Before I came to Texas I'd never even heard of these creatures. They're called "nutria," and are a semi-aquatic rodent that...
Well, tell you what. They have their own web site. Seriously! It's www.nutria.com. You can read all about them there.
We were approaching the tee box for the last hole of the day (it's beside a pond), and as we came around a small mesquite tree with leaves hanging down to the ground and water, we saw the animal pictured above.
These adults are easily the size of a full-grown beaver, and until you see their tails they might be mistaken for one. We stopped and Carol grabbed her trusty camera. The first few shots didn't come out well since in her hurry she missed a setting or two.
The she eased forward and realized we had a small family on the pond bank.
Here, from the tail, you can tell this is definitely not a beaver.
Mama (we assume the big adult was mama) quickly headed for the safety of the water, but paused as Carol caught this last view of her.
The kids were not quite so skittish and posed for a moment before they, too, dove out of sight.
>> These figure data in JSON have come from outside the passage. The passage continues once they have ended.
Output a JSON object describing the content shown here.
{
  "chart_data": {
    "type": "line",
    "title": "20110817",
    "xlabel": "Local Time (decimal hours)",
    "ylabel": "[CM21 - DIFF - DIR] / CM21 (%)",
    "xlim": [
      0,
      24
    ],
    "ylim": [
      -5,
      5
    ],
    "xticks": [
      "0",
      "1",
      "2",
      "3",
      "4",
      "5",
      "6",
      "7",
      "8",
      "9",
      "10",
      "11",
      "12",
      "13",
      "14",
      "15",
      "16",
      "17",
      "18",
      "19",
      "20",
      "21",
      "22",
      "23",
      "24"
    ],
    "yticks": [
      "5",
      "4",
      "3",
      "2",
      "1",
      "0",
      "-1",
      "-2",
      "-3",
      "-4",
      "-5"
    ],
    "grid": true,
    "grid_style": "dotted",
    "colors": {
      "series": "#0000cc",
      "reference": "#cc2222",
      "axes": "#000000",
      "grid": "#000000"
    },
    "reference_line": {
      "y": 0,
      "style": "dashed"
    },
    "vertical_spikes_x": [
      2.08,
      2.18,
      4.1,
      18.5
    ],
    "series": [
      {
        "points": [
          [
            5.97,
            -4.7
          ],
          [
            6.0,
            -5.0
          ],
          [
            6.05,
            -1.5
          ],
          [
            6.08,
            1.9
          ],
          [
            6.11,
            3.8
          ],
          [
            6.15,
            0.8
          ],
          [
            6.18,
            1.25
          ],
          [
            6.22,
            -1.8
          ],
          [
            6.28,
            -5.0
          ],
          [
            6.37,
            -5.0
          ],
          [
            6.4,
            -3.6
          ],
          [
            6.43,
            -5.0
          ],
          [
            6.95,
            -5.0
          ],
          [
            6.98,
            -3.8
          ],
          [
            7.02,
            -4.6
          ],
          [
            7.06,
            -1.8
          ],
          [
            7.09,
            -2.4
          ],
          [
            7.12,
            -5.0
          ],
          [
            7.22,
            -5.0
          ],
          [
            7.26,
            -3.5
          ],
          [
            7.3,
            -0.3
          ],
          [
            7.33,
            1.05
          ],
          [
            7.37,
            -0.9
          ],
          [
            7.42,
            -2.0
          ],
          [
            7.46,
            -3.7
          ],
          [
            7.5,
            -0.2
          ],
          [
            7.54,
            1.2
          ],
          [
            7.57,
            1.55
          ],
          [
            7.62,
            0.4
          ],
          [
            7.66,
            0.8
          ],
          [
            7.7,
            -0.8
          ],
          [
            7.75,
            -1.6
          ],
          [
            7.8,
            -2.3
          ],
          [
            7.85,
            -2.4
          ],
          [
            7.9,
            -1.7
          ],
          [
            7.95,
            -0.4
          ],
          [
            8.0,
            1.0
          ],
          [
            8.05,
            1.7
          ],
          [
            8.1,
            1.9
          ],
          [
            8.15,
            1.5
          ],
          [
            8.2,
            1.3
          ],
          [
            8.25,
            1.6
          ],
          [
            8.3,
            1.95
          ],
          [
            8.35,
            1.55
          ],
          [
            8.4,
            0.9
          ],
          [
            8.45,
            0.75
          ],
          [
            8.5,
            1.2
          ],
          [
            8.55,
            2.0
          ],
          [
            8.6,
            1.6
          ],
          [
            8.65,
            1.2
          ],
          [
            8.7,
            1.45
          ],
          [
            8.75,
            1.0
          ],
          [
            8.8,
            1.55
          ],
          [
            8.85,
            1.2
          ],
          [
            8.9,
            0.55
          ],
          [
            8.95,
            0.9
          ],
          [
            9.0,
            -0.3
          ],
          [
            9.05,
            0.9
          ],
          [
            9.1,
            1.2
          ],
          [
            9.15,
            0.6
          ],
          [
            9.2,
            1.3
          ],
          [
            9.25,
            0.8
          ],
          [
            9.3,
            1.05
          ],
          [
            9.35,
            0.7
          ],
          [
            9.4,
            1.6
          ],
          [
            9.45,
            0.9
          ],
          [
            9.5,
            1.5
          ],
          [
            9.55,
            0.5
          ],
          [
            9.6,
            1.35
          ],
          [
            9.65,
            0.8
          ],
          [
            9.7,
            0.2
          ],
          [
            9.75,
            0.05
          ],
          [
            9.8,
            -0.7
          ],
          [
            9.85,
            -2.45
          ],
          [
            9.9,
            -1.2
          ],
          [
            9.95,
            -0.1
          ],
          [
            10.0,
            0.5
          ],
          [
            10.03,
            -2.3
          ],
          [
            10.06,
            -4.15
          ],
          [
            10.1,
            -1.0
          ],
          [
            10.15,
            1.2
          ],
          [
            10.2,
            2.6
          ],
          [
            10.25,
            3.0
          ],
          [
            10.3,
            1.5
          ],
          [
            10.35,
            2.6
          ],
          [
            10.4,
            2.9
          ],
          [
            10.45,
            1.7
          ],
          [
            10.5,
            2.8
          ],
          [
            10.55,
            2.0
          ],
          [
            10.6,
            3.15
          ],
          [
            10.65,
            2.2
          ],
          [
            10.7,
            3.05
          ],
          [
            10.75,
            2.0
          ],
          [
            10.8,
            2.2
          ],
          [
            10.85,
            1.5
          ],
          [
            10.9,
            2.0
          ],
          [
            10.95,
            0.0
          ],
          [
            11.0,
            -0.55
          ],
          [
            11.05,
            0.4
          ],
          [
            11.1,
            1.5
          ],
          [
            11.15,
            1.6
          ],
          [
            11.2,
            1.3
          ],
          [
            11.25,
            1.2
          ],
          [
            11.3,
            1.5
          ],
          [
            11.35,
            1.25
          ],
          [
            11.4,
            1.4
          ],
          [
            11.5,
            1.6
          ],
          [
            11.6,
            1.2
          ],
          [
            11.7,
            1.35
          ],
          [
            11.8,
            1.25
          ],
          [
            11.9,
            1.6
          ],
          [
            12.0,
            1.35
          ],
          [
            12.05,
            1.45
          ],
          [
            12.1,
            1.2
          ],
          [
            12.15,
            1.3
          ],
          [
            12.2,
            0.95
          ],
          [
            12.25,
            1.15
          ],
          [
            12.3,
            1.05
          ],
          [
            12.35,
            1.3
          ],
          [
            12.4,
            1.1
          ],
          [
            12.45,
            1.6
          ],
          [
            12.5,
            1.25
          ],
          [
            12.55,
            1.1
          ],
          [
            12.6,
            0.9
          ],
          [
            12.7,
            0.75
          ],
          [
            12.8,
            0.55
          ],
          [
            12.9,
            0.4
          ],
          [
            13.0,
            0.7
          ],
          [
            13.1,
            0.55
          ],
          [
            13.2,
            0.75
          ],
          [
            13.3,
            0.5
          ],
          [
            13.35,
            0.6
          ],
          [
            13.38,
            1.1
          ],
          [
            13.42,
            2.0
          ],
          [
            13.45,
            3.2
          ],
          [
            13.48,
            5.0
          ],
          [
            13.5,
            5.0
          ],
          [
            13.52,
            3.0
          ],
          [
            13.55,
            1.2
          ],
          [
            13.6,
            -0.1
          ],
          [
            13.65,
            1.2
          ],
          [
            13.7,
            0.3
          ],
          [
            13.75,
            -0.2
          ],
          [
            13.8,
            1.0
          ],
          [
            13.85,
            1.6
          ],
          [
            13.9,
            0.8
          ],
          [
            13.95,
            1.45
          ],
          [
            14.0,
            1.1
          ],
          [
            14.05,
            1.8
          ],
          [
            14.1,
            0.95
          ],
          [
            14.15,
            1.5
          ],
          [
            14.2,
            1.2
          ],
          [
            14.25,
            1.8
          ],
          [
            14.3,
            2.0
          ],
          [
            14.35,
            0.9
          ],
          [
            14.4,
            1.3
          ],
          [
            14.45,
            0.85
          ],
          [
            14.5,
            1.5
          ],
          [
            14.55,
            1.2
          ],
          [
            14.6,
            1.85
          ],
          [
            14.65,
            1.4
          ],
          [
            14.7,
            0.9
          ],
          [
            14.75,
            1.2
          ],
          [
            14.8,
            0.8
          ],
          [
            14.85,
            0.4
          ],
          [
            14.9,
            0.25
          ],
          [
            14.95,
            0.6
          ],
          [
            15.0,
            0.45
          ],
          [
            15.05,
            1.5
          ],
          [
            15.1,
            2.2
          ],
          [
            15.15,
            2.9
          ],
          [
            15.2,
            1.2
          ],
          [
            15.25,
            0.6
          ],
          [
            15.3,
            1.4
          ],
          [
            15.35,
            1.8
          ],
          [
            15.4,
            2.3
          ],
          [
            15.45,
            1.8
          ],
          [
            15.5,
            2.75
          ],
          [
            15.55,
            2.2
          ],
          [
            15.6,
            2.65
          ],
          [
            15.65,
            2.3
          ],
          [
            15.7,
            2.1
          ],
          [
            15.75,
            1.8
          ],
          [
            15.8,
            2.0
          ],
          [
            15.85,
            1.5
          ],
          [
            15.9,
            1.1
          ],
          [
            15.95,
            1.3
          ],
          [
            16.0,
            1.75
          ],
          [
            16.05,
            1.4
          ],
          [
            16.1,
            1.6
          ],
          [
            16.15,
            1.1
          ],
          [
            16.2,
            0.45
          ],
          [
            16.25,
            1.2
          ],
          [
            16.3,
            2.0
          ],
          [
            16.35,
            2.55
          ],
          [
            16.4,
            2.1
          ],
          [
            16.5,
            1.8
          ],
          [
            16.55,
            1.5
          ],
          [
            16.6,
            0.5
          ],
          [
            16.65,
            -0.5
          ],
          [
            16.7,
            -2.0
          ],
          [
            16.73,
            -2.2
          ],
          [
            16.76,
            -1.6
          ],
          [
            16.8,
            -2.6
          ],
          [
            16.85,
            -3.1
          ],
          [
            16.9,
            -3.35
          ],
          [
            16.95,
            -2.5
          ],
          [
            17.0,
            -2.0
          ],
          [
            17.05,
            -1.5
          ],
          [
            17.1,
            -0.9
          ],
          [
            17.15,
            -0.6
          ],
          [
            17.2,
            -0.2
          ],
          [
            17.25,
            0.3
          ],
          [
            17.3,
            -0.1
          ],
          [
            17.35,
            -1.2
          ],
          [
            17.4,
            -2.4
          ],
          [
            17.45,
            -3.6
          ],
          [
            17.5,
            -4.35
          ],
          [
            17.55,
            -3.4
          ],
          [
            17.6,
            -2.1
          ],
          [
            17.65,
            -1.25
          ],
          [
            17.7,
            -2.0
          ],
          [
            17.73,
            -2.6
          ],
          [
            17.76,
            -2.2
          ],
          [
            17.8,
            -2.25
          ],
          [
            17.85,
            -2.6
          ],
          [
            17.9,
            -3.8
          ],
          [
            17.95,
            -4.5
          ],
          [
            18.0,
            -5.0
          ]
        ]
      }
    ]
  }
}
These animals are cute and harmless to humans, but as herbivores they cause damage to sensitive wetlands. They were imported to this country from their natural habitat in South America for the value of their fur. According to the web site, some either escaped or were released into the wilds of Louisiana, and have since spread through the Southern states.
Here's one of the little ones eyeing Carol, and poised to dive into the water.
And this is the last shot she was able to get. They ARE kinda cute with their whiskery faces, aren't they?
Oh, one last point. They have spread so quickly because they have few natural predators. But one predator they DO have is the alligator. One gator will quickly clean out a colony of nutria in a pond or area of a river or wetland. This family's presence assures me that we have no gators in our golf course pond system at present. Of course, that could change overnight.
There's your natural history lesson for today.